Sunday 14 February 2010

Beautiful valentines eve

My lovely wife sandy surprised me. She bought a beautiful card, dressed up in a lovely red underwear set which complimented her heart shaped bottom perfectly. Covered our bed with red heart shaped led lights, and gave me a totally (ok nearly totally) vanilla evening of lovemaking. She had asked me to cum earlier that day, so I was able to hold back. We made love, hugged, kissed, fucked in at least three positions. And came simultaneously. We ended the night in each others arms, happy, relaxed, healing.

She did say not to expect it again soon! She just isn't able to shuck off domme completely anymore :)

Apart from the obvious this was good because it was planned, preconceived. It showed that she had been thinking of me and made it happen. That means a lot to me!

I bought her a beautiful pair of purple suede heels. Very expensive ones but oh my god! The shoes lovers will understand. I will post a pic soon.

M

Sorry about the pic, the iPhone camera is rubbish! They are deep purple all over. Unlike my homemade card which was cheesy pink lol!




7 comments:

Petal said...

Wooohooo...go you! Sounds like a fabulous evening of fun!

And the shoes, my god....do you need a second wife?? *wink*

heelsnstocking said...

sounds like a pefect night

looking forward to shoes pic! i have a thing for shoes....

MyKey said...

Haha. Pic posted. And I am in the Market for a second and third marriage. You both game?

Xx

Elle said...

Hey you,

I'm only seeing these posts now. Sorry to learn you're going through a rough time. Oh, how I understand you! We go through these phases too where the whole relationship just seems to be in jeopardy. When we fight, BT tends to say it puts everything into question, or it means we're incompatible. Not the most reassuring thing to hear... With time though I'm coming to realize that these are just words. They are a reflection of how upset he is, for sure, but he's not very good with the emotions stuff. The important thing is that he's still around. Actions speak louder than words, right? I guess I'm just a bit of a "words" person...

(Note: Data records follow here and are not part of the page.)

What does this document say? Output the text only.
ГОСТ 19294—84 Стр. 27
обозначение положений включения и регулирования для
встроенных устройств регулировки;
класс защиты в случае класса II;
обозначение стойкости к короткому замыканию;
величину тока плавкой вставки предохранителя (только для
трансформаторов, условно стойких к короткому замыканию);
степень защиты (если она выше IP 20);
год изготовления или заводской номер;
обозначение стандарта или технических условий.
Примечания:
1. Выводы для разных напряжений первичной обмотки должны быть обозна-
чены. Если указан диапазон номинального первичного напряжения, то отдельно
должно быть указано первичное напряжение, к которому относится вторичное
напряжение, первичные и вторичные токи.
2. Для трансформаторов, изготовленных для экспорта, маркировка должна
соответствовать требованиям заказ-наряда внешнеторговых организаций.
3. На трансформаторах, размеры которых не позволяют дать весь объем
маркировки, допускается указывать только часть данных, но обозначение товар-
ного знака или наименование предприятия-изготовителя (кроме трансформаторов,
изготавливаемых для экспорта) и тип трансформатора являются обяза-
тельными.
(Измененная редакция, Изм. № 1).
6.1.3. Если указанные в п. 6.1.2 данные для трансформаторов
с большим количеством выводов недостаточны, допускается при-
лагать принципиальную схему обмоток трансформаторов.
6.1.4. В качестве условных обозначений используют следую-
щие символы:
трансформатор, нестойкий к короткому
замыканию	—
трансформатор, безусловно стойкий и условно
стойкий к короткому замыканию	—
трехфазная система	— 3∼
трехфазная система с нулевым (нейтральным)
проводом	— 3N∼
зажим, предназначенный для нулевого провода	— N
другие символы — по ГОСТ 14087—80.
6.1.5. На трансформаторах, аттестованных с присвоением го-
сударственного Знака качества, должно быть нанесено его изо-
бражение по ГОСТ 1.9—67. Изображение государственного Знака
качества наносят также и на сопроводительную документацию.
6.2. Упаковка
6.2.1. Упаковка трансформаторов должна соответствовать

I'm sorry to talk about myself like this, I just figure perhaps something in the things I've learned could be helpful. So... From experience, I can tell you that when I'm upset, for whatever reason, I tend to lash out at BT in a "OMG, I'm unhappy!" way. If I'm grumpy, he'll definitely feel it. I'm becoming more and more conscious though that more often than not, he isn't the reason for my grumpiness and frankly, just the knowledge helps. Therapy has been helping tremendously.

That said, it sounds like she's just generally unhappy and is trying to sort of shrug the problems off, like you'd shrug out of an old coat. Her bringing up divorce could be just an attempt at changing things. She's unhappy, therefore she reacts... and it might not be the most thought-through reaction. I'm like that. I'm realizing these days that if I'm unhappy at something, I HAVE to talk about it, and because BT isn't the empathic type, or doesn't even react much, I kinda throw everything his way to make him react. I think though that you're much better at the feelings and communication stuff than BT ;)

I definitely recommend therapy. It helps to have someone guide you through your thoughts, to figure things out, especially when you're not one to introspect. I will warn you though that it makes things come to the surface, so for a while, it might not necessary be easier. All the issues that I've been carefully avoiding to think about come bubbling up and sometimes I just explode at BT. I explode because he's hard to talk with, though, so might be different for you. Once in a while we manage to calmly talk, to actually communicate, and this has done a world of good. I really feel like I'm/we're on the right track, so again, I recommend therapy! Not necessarily couple therapy, from what you says, I think she has general life issues, not really couple issues.

From this last post though, sounds like you're on the right track :)

Good luck to you both, and don't forget you can always write if you need to talk.

Vixen said...

Love the shoes.

Good to hear you are seeming a bit better..... The reconnection sometimes it the most important. Kink is fun and exhilarating...but sometimes the vanilla is much needed for reconnection. xo

MyKey said...

Hi Elle

Thanks for your message, i appreciate it. Yes I know what you mean. it can bring all the incompatibilities into focus and make you wonder if they can be overcome. The additional problem being that what is said in an argument can have such a strong impact, hard to say words to heal them.

i know you are right, it is all sorts of problems bubbling up and becoming manifest. Next thing you know youve become a focus. She has said as much herself.

THanks for the offer.

Hi Vixen

Vanilla does definately help bring you close again.

Kimberly said...

Sounds like an amazing time - and FABULOUS fucking shoes, just fabulous!